思わず息を飲んだ私には目もくれず、術式を描き続けながらルトは言う。
土地に溶け込んでいる術式。この辺りはまだ私の魔力感知にも引っかからないくらいに薄いようではあるが、進行方向の先には同じ色の強い光が見えること。この状態のまま進めば間違いなく私の体が保たないこと。
「この術式を覚えて制御してしまうのが手っ取り早いと思うけど、どうかな。できそう?」
「……やる」
できるできないの話ではなく、やらねば進めないのであればやるしかない。
この熱に浮かされた状況で頭を使うのは少しばかりキツくはあるが、そうも言っていられないと気合いを入れて描き上げられた術式に目を向けた。
複雑な文字列だ。
クラヴィアという単語が所々に散りばめられているがそれ以外は高度な魔術用語の羅列である。

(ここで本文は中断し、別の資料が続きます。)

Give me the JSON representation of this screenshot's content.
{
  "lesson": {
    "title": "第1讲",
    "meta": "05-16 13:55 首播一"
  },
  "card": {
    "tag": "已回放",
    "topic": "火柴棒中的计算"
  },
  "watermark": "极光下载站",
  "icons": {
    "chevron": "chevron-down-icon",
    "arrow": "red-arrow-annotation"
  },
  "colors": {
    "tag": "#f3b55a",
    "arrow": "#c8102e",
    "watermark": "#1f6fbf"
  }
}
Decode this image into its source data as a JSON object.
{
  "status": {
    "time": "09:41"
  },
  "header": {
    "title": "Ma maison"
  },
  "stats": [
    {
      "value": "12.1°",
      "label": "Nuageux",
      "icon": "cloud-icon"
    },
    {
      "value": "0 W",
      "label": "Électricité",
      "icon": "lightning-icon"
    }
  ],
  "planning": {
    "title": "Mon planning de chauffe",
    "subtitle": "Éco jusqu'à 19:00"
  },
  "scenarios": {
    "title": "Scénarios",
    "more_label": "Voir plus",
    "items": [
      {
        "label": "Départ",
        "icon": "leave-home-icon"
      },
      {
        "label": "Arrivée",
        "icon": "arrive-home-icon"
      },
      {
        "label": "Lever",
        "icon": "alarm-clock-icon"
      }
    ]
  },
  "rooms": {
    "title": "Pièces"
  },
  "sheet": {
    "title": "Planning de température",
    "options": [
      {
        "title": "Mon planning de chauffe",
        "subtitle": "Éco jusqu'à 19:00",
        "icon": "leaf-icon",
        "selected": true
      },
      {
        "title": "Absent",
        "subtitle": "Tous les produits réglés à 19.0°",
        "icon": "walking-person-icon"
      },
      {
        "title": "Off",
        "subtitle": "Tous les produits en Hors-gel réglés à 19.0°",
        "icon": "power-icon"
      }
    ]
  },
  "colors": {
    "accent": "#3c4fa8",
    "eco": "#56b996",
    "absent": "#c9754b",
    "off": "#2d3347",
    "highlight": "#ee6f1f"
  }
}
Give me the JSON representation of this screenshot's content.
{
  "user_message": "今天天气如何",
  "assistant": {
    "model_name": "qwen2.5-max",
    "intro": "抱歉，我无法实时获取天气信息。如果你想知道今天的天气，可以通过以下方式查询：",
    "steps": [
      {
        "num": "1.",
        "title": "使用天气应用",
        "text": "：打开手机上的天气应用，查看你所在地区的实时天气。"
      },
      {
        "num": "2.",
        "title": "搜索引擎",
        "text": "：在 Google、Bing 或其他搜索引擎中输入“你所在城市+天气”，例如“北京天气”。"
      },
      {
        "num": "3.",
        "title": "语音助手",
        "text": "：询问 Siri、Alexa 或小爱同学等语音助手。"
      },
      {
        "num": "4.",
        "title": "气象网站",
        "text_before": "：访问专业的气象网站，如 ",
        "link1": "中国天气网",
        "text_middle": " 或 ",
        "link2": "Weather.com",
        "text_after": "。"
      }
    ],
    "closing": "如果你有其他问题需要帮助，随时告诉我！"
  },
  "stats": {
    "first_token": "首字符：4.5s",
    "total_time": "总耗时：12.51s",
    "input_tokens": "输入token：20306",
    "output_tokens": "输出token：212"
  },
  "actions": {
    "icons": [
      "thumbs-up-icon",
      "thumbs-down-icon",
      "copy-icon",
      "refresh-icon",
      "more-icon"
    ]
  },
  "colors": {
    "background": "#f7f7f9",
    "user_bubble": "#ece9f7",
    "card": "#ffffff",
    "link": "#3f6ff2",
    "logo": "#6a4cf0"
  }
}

余程優秀な魔術師が作ったものなのだろう。見ただけでもそれがわかるくらいに、難解な印象を受ける術式だった。
しかし、読んでいけば自ずとわかる。わかりやすく整理された文字列はすんなりと頭に入ってくる。
難しく考えることはないと。見たままを覚えればいいのだと。そう言われているみたいに。
術式の最後まで目を通して、そこにも刻まれたクラヴィアの文字に私は思わず手を伸ばしていた。
触れても感覚は無いけれど。それでも手を伸ばさずにはいられなかったのは、その名前が死んだはずの母のものだったからだ。
「なんてもの残しやがったんだあの人……」
母がいったい何を考えていたのかはわからない。それでもこの土地に広がる魔力は間違いなく母のものだとこの術式を見た今ならわかる。
生前どこかに刻まれた術式は術者が死して尚発動し続けており、その魔力をこの土地に広めているのだと。
術式の本体があるのはおそらくあの屋敷だ。ルトに見えているらしい進行方向の光もきっとそれに違いない。
ともかくまずは制御を、と私は再び目を閉じた。
今覚えたばかりの術式を思い浮かべる。
それなりに長い文字列なのでそこから幾つか文字を抜き出して、自分のわかりやすい簡単な配置に並び替えていく。
必然的に入ってくる母の名前を意識しながらも、自分の内にあるシロの魔法陣と馴染ませるようなイメージを作り上げれば、ぽわんと桃色の光が一瞬瞼の裏に見えた気がした。
あの人の色だ。そして、私の色でもある。
光が消えると周囲に広がった魔力をようやく感じられるようになり、私は内の魔法陣を通して勝手に入ってくるそれを一旦堰き止めた。これでもう大丈夫。
体の熱と吐き気が徐々に引いていくのを感じて、安堵のため息を一つ。
「大丈夫そう?」
「……うん。ルト、ネルイル、ありがと。助かった」
アスハイルとシンディも心配させて悪かったな、と告げれば皆が「よかった」と言って顔を緩ませたのがわかった。
「何が起きているのかはわからないけど、どうやらこの地には死んだ母の術式と魔力が残っているらしい。こんなことになるなんて思わなかったよ」
「……まぁ、その幻獣の魔力はスイストンの街でも死者の魔力に干渉していたくらいだしな」
そういえばそうだった。
海に溶けていた氷の魔術師フィアリアの魔力に干渉し、シンディの持つ幻影魔術の術式を通して形を持った光が現れたことを思い出す。
あの時は魔力の持ち主の気持ちがアスハイルに向いていたから光も彼の元へ向かったのだと考えれば、今回はその行き先が私だったということだろう。
魔力過多を起こしたことを考えると、攻撃の意図があったようにも思えなくはない。
だとすると、私は母に憎まれていたのだろうか。
わざわざ最後にあんな言葉を残したくらいだ。そうだとしても不思議はない。
そんな頭が痛くなりそうなことを考えながらも楽になった体を起こせば、額に乗っていたシロがひょいと飛んでフードに戻っていく。氷は既に溶けて無くなっていた。
すぐに差し伸べられたアスハイルの手を取り立ち上がってみても、もうふらつくことも視界が回ることもなさそうなので安心する。
「うん、問題ない。進もう」
屋敷まではあと少し。今のところ襲撃もなさそうなのでこのまま真っ直ぐ進んでしまおう。
私は自分の内に溶け込んだ母の術式をなんとなく頭の片隅に置きながら、屋敷までの道をまた進む。